The difference that these charges make to the final pension pot available for retirees is absolutely enormous.

Mahon found that, for a small Irish pension scheme with just 36 members, charges would lead to a reduction in the retirement pot of almost 76 per cent.

He reckoned that each member of the 36-person pension scheme forked out about €2,000 in charges each year.

By contrast, the members of the larger schemes faced only a relatively modest reduction in their retirement pot of just 6.67 per cent due to charges. Mahon calculated that the members of the larger schemes typically shelled out about €175 in charges each year.

The greater charges carried by members of smaller schemes make a huge difference to the pension pot available because funds that would otherwise have been invested on behalf of the member are instead swallowed up in charges.

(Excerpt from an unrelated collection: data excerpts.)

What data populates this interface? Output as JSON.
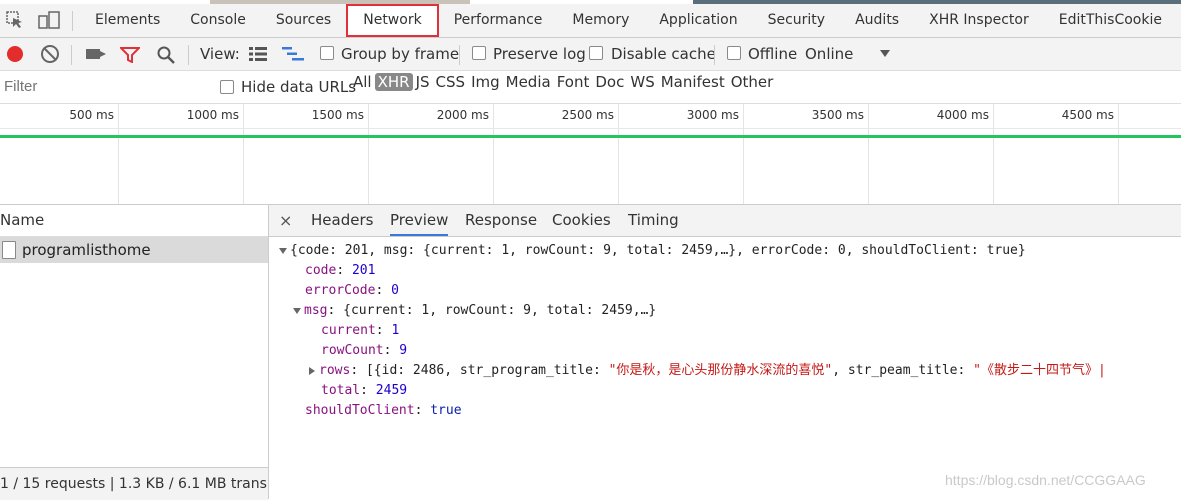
{
  "tabs": [
    "Elements",
    "Console",
    "Sources",
    "Network",
    "Performance",
    "Memory",
    "Application",
    "Security",
    "Audits",
    "XHR Inspector",
    "EditThisCookie"
  ],
  "active_tab": "Network",
  "toolbar": {
    "view_label": "View:",
    "group_by_frame": "Group by frame",
    "preserve_log": "Preserve log",
    "disable_cache": "Disable cache",
    "offline": "Offline",
    "throttle": "Online"
  },
  "filterbar": {
    "placeholder": "Filter",
    "hide_data_urls": "Hide data URLs",
    "types": [
      "All",
      "XHR",
      "JS",
      "CSS",
      "Img",
      "Media",
      "Font",
      "Doc",
      "WS",
      "Manifest",
      "Other"
    ],
    "selected_type": "XHR"
  },
  "timeline": {
    "ticks": [
      "500 ms",
      "1000 ms",
      "1500 ms",
      "2000 ms",
      "2500 ms",
      "3000 ms",
      "3500 ms",
      "4000 ms",
      "4500 ms"
    ]
  },
  "requests": {
    "header": "Name",
    "items": [
      "programlisthome"
    ],
    "status": "1 / 15 requests | 1.3 KB / 6.1 MB trans..."
  },
  "details": {
    "tabs": [
      "Headers",
      "Preview",
      "Response",
      "Cookies",
      "Timing"
    ],
    "active": "Preview",
    "close_glyph": "×"
  },
  "preview": {
    "root_summary": "{code: 201, msg: {current: 1, rowCount: 9, total: 2459,…}, errorCode: 0, shouldToClient: true}",
    "code_key": "code",
    "code_val": "201",
    "errorCode_key": "errorCode",
    "errorCode_val": "0",
    "msg_key": "msg",
    "msg_summary": "{current: 1, rowCount: 9, total: 2459,…}",
    "current_key": "current",
    "current_val": "1",
    "rowCount_key": "rowCount",
    "rowCount_val": "9",
    "rows_key": "rows",
    "rows_summary_a": "[{id: 2486, str_program_title: ",
    "rows_title": "\"你是秋，是心头那份静水深流的喜悦\"",
    "rows_summary_b": ", str_peam_title: ",
    "rows_peam": "\"《散步二十四节气》|",
    "total_key": "total",
    "total_val": "2459",
    "shouldToClient_key": "shouldToClient",
    "shouldToClient_val": "true"
  },
  "watermark": "https://blog.csdn.net/CCGGAAG",
  "colors": {
    "record": "#e32c2c",
    "active_tab_border": "#e0303a",
    "timeline_green": "#22c55e",
    "filter_selected": "#888888"
  }
}
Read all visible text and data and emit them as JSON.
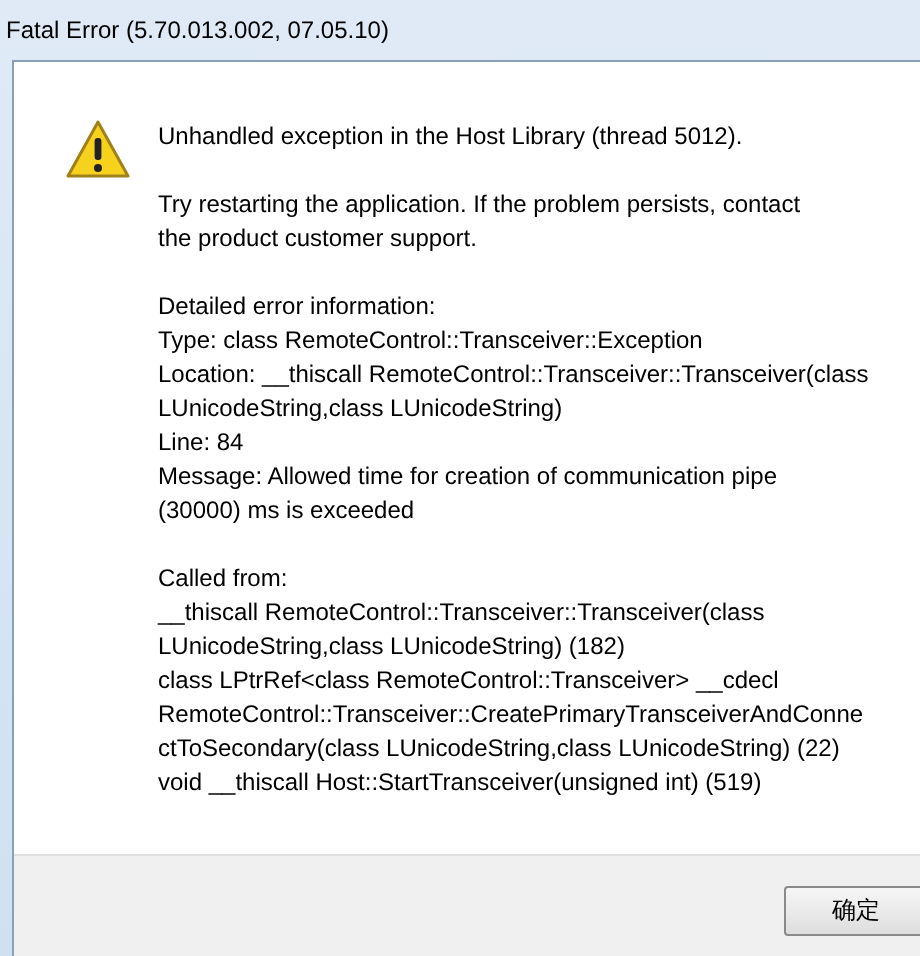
{
  "window": {
    "title": "Fatal Error (5.70.013.002, 07.05.10)"
  },
  "message": {
    "heading": "Unhandled exception in the Host Library (thread 5012).",
    "advice_lines": [
      "Try restarting the application. If the problem persists, contact",
      "the product customer support."
    ],
    "detail_lines": [
      "Detailed error information:",
      "Type: class RemoteControl::Transceiver::Exception",
      "Location: __thiscall RemoteControl::Transceiver::Transceiver(class",
      "LUnicodeString,class LUnicodeString)",
      "Line: 84",
      "Message: Allowed time for creation of communication pipe",
      "(30000) ms is exceeded"
    ],
    "called_from_lines": [
      "Called from:",
      "__thiscall RemoteControl::Transceiver::Transceiver(class",
      "LUnicodeString,class LUnicodeString) (182)",
      "class LPtrRef<class RemoteControl::Transceiver> __cdecl",
      "RemoteControl::Transceiver::CreatePrimaryTransceiverAndConne",
      "ctToSecondary(class LUnicodeString,class LUnicodeString) (22)",
      "void __thiscall Host::StartTransceiver(unsigned int) (519)"
    ]
  },
  "buttons": [
    "确定"
  ]
}
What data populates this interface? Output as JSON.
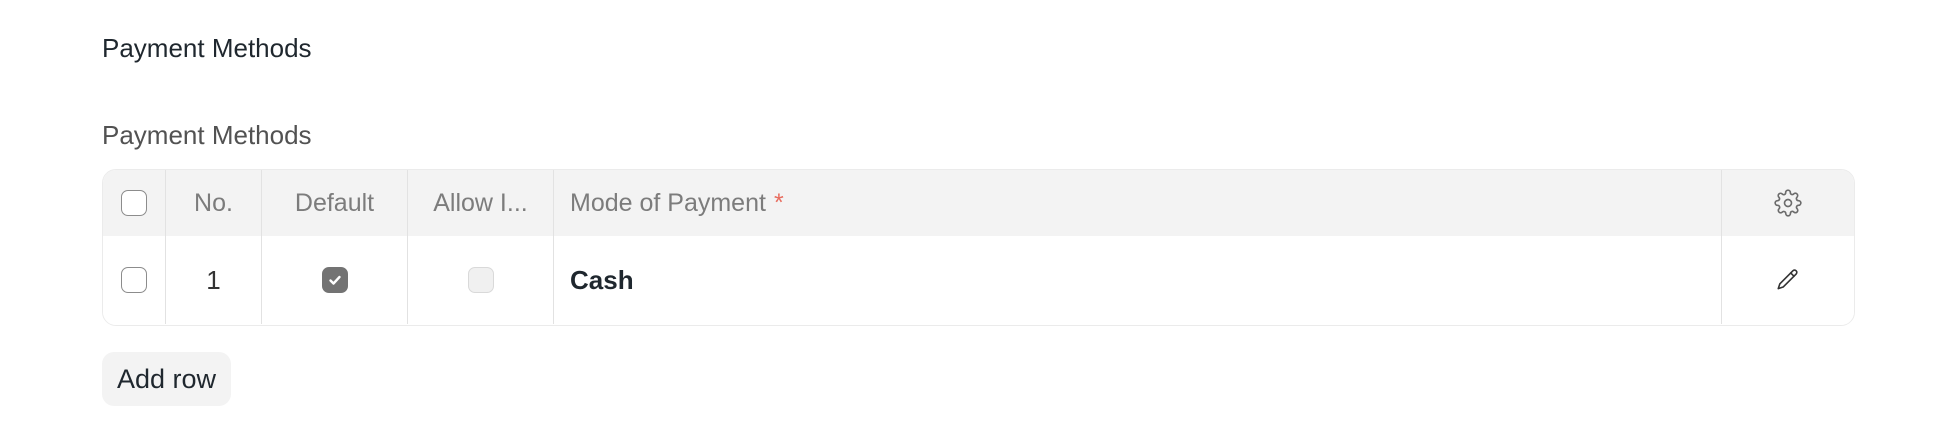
{
  "section": {
    "title": "Payment Methods"
  },
  "field": {
    "label": "Payment Methods"
  },
  "table": {
    "headers": {
      "no": "No.",
      "default": "Default",
      "allow": "Allow I...",
      "mode": "Mode of Payment",
      "required_marker": "*"
    },
    "rows": [
      {
        "no": "1",
        "default": true,
        "allow": false,
        "mode": "Cash"
      }
    ]
  },
  "actions": {
    "add_row_label": "Add row"
  },
  "icons": {
    "header_action": "gear-icon",
    "row_action": "pencil-icon",
    "checked_mark": "check-icon"
  },
  "colors": {
    "required": "#e86c5e",
    "checked_bg": "#737373",
    "header_bg": "#f3f3f3"
  }
}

Mahon recommended that smaller occupational pension schemes should be merged, to allow them to gain the efficiencies associated with economies of scale. The case for consolidation of pension schemes was particularly strong for some semi-state bodies because they had similar pension scheme arrangements.

He also recommended that service providers should be required to report costs in a standardised broken-down manner which illustrated the effect of charges on the overall pension fund; and that a study should be carried out to compare pension costs across countries.

The charging structures of Irish pension funds are notoriously opaque, giving rise to problems comparing charges across pension providers. But Mahon cited research that suggested that Irish pension fund charges were substantially higher than elsewhere.

For instance, the mean percentage of assets absorbed by fees in Ireland amounted to 1.25 per cent compared with 1.08 per cent in Australia and between 0.2 and 0.9 per cent in the United States.

The Green Paper on Pensions published in 2007 also noted the impact that charges had on the performance of Irish pension funds and the opacity of the pension fund charging structures.

The returns recorded by the pensions industry in recent years have been very poor due to a combination of high charges, falling interest rates, improved longevity and poor pension fund performance.

Irish pension funds were the worst-performing in the world in 2008, the year of the financial crash, as they were over-exposed to shares and property, according to an OECD report.

In short, we appear to be paying our pension managers more money for inferior performance.

The Pensions Board had been leaning on employers to contribute more to their pension schemes in recent years, in an effort to plug the very big deficits in many of the country’s pension schemes.

Many employers contributed very generously in an effort to meet the promises they made to their employees. Now, those employers can only look on in horror as the government swipes some of the money that was intended to fill pension fund holes.

Against that background, it is unlikely that employers will be willing to contribute more to their pension funds, making it highly probable that the promised benefits to pensioners will have to be cut. It would be far preferable if the pensions industry started by cutting its own costs before eating into its customers’ pension funds.